This fits nicely into my series of helpful posts about things you can put into or on your ears (pins, candles, your little finger) but is in fact the title of a book I have just acquired. To a Russian the expression means I'm not pulling your leg.
Other idioms from around the world which are featured in the book are When dogs were tied with sausages (= very long ago, in Uruguayan Spanish), To distribute cardamoms (= to invite to a marriage, in Hindi) and To walk around hot porridge (= to beat about the bush, in German).
The book is amusing in a quiet way but not really of much practical use: it would be foolish to learn any of the quainter idioms in the hope of impressing a native speaker of the language, because the chances are that you would misuse them or that they are desperately old-fashioned or hackneyed expressions which would give away the fact that your knowledge comes from a book and that you don't actually speak the language at all; either way you would look silly.

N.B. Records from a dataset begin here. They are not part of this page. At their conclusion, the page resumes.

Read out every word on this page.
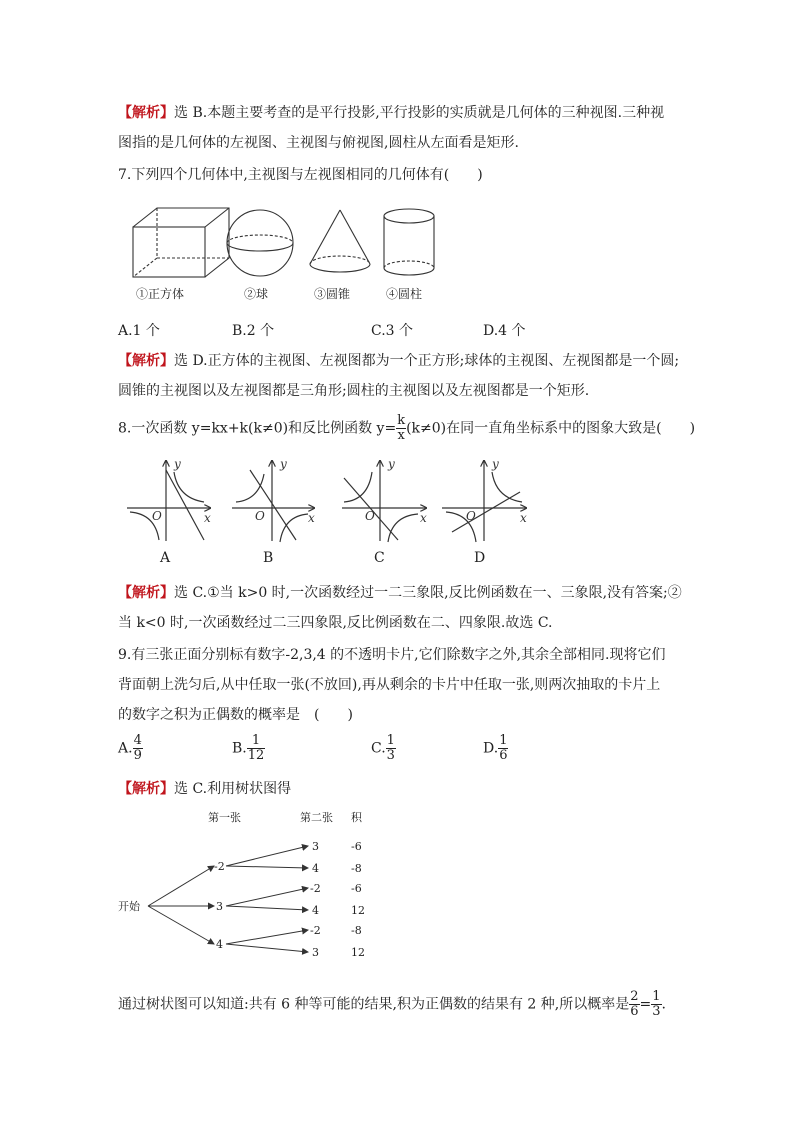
【解析】选 B.本题主要考查的是平行投影,平行投影的实质就是几何体的三种视图.三种视
图指的是几何体的左视图、主视图与俯视图,圆柱从左面看是矩形.
7.下列四个几何体中,主视图与左视图相同的几何体有(　　)
①正方体	②球	③圆锥	④圆柱
A.1 个	B.2 个	C.3 个	D.4 个
【解析】选 D.正方体的主视图、左视图都为一个正方形;球体的主视图、左视图都是一个圆;
圆锥的主视图以及左视图都是三角形;圆柱的主视图以及左视图都是一个矩形.
8.一次函数 y=kx+k(k≠0)和反比例函数 $y= \frac{k}{x} (k\ne 0)$在同一直角坐标系中的图象大致是(　　)
y
x
O
A
y
x
O
B
y
x
O
C
y
x
O
D
【解析】选 C.①当 k>0 时,一次函数经过一二三象限,反比例函数在一、三象限,没有答案;②
当 k<0 时,一次函数经过二三四象限,反比例函数在二、四象限.故选 C.
9.有三张正面分别标有数字-2,3,4 的不透明卡片,它们除数字之外,其余全部相同.现将它们
背面朝上洗匀后,从中任取一张(不放回),再从剩余的卡片中任取一张,则两次抽取的卡片上
的数字之积为正偶数的概率是　(　　)
A. $\frac{4}{9}$	B. $\frac{1}{12}$	C. $\frac{1}{3}$	D. $\frac{1}{6}$
【解析】选 C.利用树状图得
第一张	第二张 积
开始
-2
3
4
3
4
-2
4
-2
3
-6
-8
-6
12
-8
12
通过树状图可以知道:共有 6 种等可能的结果,积为正偶数的结果有 2 种,所以概率是 $\frac{2}{6} = \frac{1}{3}$ .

The compiler cheats a bit by including a few proverbs; the English translation of some of these would make good conversation-stoppers, particularly as they are mostly incomprehensible. Come out with "Don't look for yesterday's fish in the house of the otter" and you are bound to get a mystified silence, unless there is a Hindi-speaker present who will recognise it.
So you could invent your own idioms which no-one could challenge. Having checked that there are no Albanians listening, you might say of someone you are discussing: I bet his elbows smell of horseradish and then explain that in Tirana this means that he is a man not to be trusted.